Ms Psaki said: “This trip will highlight his commitment to restoring our alliances, revitalizing the Transatlantic relationship, and working in close cooperation with our allies and multilateral partners to address global challenges and better secure America’s interests ... he will reinforce our commitment to multilateralism, work to advance key U.S. policy priorities on public health, economic recovery, and climate change, and demonstrate solidarity and shared values among major democracies. He will also hold bilateral meetings with fellow G7 leaders, including British Prime Minister Boris Johnson.”
The summit will be held at Carbis Bay, near St Ives, on the north coast of Cornwall. The G7 member states are the United Kingdom, United States, Germany, France, Canada, Italy and Japan. Leaders from the EU, Australia, India, and South Korea will attend the meeting as guests.
Following the summit, President Biden will travel to Brussels, Belgium, for the NATO Summit on June 14, where he is expected to affirm the United States’ commitment to NATO, Transatlantic security, and collective defense.
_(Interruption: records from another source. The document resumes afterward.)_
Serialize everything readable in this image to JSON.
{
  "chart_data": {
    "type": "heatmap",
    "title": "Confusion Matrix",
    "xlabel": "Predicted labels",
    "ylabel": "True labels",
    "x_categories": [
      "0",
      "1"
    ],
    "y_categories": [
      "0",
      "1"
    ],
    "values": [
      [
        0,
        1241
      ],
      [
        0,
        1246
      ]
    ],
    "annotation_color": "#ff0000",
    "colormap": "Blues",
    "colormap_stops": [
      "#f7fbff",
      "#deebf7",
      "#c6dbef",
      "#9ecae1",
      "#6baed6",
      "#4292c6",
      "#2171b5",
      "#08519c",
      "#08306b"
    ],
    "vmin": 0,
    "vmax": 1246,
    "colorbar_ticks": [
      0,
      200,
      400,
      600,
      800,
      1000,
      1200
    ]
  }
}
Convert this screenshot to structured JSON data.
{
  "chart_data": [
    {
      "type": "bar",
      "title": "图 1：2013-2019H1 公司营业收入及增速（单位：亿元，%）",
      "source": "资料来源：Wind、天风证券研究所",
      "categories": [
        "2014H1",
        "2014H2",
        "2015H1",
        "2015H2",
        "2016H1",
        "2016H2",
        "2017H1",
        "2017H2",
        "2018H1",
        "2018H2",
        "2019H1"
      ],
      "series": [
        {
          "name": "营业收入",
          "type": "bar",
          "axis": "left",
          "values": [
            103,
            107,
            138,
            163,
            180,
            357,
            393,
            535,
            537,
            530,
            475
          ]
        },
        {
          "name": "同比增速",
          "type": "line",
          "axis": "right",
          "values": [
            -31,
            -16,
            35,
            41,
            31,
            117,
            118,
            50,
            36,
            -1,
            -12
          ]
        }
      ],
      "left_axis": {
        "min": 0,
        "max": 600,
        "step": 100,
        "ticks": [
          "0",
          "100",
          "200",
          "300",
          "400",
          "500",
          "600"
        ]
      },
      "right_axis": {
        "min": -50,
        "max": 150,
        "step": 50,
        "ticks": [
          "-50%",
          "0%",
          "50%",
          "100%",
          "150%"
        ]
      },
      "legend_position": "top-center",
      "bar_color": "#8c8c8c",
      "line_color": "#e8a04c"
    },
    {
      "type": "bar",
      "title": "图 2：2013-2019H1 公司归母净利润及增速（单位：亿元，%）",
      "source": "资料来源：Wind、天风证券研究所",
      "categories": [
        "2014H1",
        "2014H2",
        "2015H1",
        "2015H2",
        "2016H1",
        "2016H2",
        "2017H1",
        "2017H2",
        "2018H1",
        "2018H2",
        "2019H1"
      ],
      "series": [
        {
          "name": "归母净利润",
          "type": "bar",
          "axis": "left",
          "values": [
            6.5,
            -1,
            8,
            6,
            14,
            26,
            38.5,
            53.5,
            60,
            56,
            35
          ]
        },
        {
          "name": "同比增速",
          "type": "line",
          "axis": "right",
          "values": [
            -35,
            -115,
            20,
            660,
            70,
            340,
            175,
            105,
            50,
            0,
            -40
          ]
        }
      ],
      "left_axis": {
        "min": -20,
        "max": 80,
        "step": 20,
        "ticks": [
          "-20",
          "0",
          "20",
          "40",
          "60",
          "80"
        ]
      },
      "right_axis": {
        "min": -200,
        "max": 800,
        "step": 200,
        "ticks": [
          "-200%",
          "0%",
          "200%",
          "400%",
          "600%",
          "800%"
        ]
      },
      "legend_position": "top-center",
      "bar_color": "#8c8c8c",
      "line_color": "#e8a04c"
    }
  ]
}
Ms Psaki explained: “NATO leaders will discuss how to orient the Alliance to future threats and ensure effective burden sharing. The President will also hold bilateral meetings with fellow NATO leaders.” While in Brussels he will also take part in a US-EU Summit, where he will underscore America’s commitment to a strong Transatlantic partnership based on shared interests and values and discuss common approaches to ensure global health security, stimulate global economic recovery, tackle climate change, enhance digital and trade cooperation, strengthen democracy, and address mutual foreign policy concerns.